I posted a comment recently about Berghuis v. Thompkins, which was then pending argument in the Supreme Court. Today the Court released its opinion in the case.
[I won't get into the facts of the case here. Check the above link to my previous post which outlines the factual and procedural issues.]
In a predictable 5-4 split, the Court found that mere silence is not enough to invoke your right to . . . remain silent. Justice Kennedy wrote the majority opinion, finding "there is no principled reason to adopt different standards for determining when an accused has invoked the Miranda right to remain silent and the Miranda right to counsel . . . ." Essentially, the Court adopts the Davis standard for right-to-remain-silent cases, which means that a suspect must invoke the right "unambiguously." Well, what about the fact that we're talking about the right to remain silent? While it is certainly understandable that the Court likes bright-line tests when dealing with Miranda and the Fourth Amendment, it seems quite odd to suggest that it is ambiguous for a suspect to invoke the right to remain silent by doing exactly what the right allows -- that is, remain silent.
Justice Sotomayor dissented, joined by Justices Ginsburg, Breyer, and Stevens. Interestingly, the Justice Sotomayor wrote that she would not reach the issue of whether Thompkins had indeed invoked his right to remain silent. Instead, she wrote, she would have disposed of the case based on a finding that the State could not demonstrate that Thompkins had waived his right initially. [This case actually involves 2 separate Miranda issues -- invocation and waiver. I will write about the waiver issue separately.] But, she continued, she could not agree "with the Court's much broader ruling that a suspect must clearly invoke his right to remain silent by speaking." To me, this is a very succinct and accurate way of posing the issue of Miranda invocation in this case.
It looks like the Court has decided that, to turn a baseball phrase, the tie goes to the pitcher. The default presumption is now that a suspect has not invoked his right to remain silent if he decides to do just that. Instead, he must actually say something and clearly invoke the right.
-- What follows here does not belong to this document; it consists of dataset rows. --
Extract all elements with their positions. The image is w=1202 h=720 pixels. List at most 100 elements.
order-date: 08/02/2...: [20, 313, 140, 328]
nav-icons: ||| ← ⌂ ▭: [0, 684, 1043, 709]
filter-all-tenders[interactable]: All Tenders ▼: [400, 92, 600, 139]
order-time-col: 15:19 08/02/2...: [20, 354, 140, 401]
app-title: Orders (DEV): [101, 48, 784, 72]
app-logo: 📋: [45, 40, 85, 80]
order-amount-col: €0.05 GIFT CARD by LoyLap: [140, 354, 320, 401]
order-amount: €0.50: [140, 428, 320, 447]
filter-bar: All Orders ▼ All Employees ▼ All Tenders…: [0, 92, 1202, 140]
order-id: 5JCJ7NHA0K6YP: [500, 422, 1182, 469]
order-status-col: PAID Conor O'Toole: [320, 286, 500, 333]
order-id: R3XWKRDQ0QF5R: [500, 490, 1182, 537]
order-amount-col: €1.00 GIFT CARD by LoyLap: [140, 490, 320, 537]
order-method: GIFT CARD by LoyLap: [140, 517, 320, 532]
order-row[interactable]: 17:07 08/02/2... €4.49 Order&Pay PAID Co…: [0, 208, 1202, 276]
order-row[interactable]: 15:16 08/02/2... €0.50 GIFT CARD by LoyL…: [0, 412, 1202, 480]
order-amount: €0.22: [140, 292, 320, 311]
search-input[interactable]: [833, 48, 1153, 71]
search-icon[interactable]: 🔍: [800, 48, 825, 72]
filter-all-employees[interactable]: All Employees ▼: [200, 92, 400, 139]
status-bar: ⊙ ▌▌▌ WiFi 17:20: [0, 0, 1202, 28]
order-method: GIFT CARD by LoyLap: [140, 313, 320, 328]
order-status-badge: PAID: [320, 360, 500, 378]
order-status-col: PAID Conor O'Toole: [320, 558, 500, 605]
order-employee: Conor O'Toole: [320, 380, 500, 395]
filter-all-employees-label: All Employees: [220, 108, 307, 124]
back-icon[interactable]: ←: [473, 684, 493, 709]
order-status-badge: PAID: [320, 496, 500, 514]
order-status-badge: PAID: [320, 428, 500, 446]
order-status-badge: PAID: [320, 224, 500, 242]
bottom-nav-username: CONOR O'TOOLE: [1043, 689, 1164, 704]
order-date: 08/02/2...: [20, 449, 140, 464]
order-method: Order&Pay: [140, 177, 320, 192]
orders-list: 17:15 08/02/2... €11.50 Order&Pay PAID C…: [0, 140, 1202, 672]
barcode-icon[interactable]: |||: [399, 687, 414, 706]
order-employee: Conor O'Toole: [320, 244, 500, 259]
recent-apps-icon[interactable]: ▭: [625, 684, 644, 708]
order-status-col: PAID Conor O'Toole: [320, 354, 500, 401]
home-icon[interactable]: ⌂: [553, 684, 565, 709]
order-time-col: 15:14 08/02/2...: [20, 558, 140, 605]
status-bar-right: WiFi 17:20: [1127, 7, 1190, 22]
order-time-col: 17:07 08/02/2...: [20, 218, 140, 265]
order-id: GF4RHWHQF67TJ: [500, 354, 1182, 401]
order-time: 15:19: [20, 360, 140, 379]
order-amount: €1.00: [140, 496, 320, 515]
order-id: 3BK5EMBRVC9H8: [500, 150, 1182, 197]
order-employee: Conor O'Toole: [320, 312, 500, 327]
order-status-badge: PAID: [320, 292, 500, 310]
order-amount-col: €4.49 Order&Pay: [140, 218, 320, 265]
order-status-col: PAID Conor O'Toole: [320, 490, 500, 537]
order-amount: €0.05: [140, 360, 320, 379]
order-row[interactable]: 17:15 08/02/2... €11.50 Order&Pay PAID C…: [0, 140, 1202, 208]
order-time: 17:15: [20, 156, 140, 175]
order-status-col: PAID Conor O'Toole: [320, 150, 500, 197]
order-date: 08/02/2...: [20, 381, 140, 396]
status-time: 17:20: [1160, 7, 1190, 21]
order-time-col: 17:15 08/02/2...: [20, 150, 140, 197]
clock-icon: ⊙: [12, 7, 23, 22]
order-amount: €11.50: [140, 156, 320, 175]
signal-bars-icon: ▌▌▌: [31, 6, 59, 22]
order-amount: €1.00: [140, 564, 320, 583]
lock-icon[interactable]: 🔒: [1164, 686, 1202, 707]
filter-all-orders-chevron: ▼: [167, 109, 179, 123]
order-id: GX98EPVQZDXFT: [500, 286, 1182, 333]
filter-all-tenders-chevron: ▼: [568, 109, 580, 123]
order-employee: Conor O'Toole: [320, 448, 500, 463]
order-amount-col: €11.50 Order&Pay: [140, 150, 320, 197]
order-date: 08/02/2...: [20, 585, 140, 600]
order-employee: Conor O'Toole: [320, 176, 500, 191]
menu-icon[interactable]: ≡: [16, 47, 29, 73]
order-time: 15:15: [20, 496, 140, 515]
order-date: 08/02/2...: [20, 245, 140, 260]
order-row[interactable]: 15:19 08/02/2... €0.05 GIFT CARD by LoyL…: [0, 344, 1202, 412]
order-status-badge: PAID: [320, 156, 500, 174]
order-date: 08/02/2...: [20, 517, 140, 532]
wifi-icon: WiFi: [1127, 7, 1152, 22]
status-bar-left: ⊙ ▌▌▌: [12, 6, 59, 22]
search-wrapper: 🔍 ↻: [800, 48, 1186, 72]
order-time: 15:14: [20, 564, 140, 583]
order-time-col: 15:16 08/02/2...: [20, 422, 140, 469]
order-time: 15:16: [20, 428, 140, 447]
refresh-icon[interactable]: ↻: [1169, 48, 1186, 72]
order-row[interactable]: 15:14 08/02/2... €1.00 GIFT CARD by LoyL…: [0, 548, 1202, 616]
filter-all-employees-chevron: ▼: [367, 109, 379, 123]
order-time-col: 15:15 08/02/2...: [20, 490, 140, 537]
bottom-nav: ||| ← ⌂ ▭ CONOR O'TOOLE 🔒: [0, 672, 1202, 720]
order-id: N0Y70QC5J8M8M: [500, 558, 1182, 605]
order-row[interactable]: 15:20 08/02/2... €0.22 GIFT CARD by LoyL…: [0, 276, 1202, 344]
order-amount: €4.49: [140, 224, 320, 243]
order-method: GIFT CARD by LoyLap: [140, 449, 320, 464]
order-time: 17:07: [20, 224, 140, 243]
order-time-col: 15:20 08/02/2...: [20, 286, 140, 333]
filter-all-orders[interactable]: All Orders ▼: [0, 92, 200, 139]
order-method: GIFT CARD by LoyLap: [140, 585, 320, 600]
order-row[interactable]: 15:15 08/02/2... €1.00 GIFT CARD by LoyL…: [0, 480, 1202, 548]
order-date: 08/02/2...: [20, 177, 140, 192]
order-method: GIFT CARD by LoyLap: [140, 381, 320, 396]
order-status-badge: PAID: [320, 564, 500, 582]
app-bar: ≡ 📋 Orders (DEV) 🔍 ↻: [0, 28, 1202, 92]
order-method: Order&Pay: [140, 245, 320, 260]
This new rule will make South Carolina criminal defense attorneys (and those nationwide) take a more careful look at their clients' statements to police and determine whether a suppression hearing is appropriate, as well as gauge the likelihood of success on the suppression motion. I guess now it's not good practice to tell your clients to just keep their mouth shut if they're arrested -- they need to say something first.